Fugi desse pai e dessa mãe que Frigide Barjot exige para mim, minha sobrevivência dependia disso. Assim, ainda que tenha tido um pai e uma mãe, a ideologia da diferença sexual e da heteronormatividade os confiscaram de mim. Meu pai foi reduzido ao papel de representante repressivo da lei do gênero. Minha mãe foi privada de tudo o que pudesse ir além de sua função de útero, de reprodutora da norma sexual. A ideologia de Frigide Barjot (que se articulava, então, com o franquismo nacional católico) despojou a criança que eu era do direito de ter um pai e uma mãe que poderiam ter me amado e cuidado de mim.
Foi preciso muito tempo, conflitos e mágoas para deixar para trás essa violência. Quando o governo socialista Zapatero propôs, em 2005, a lei do casamento homossexual na Espanha, meus pais, ainda católicos praticantes de direita, manifestaram-se a favor dela. Eles votaram nos socialistas pela primeira vez na vida. Eles não se manifestaram unicamente para defender meus direitos, mas também para reivindicar seu próprio direito de serem pai e mãe de umx filhx não heterossexual. Para o direito à paternidade de todas as crianças, independentemente de seu gênero, sexo ou orientação sexual. Minha mãe me contou que ela precisou convencer meu pai, mais reticente. Ela me disse: “nós também temos o direito de sermos teus pais”.

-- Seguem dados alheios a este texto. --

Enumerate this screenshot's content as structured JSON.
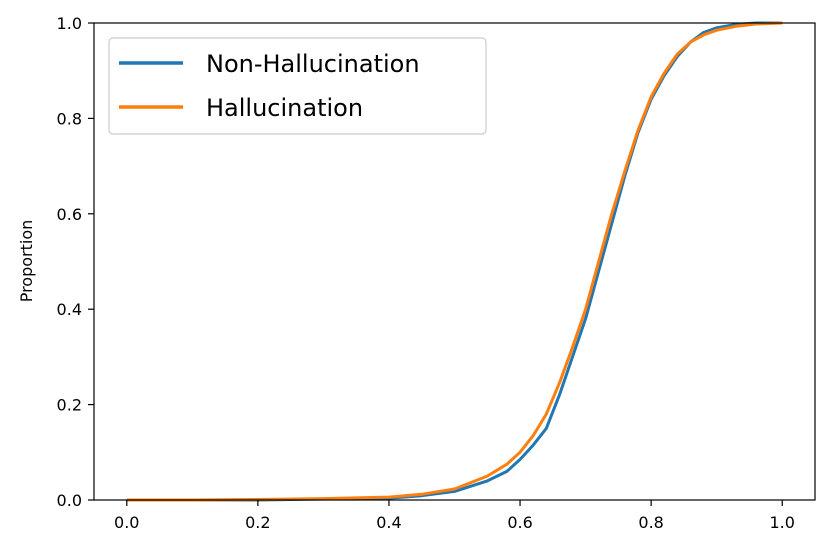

Os manifestantes de 13 de janeiro não defenderam o direito das crianças. Eles defendem o poder de educar as crianças na norma sexual e de gênero, como se fossem presumidamente heterossexuais. Eles desfilam para manter o direito de discriminar, punir e corrigir qualquer forma de dissidência ou desvio, mas também para lembrar aos pais das crianças não heterossexuais que é dever deles se envergonhar disso, rejeitá-los, corrigi-los. Nós defendemos o direito das crianças de não serem educadas exclusivamente como força de trabalho e de reprodução. Nós defendemos o direito das crianças de não serem consideradas como futuros produtores de esperma e futuros úteros. Nós defendemos o direito das crianças de serem subjetividades políticas irredutíveis a uma identidade de gênero, de sexo ou de raça.
Beatriz Preciado é filósofa e ativista queer, autora de, entre outros, Manifiesto Contra-sexual (2002).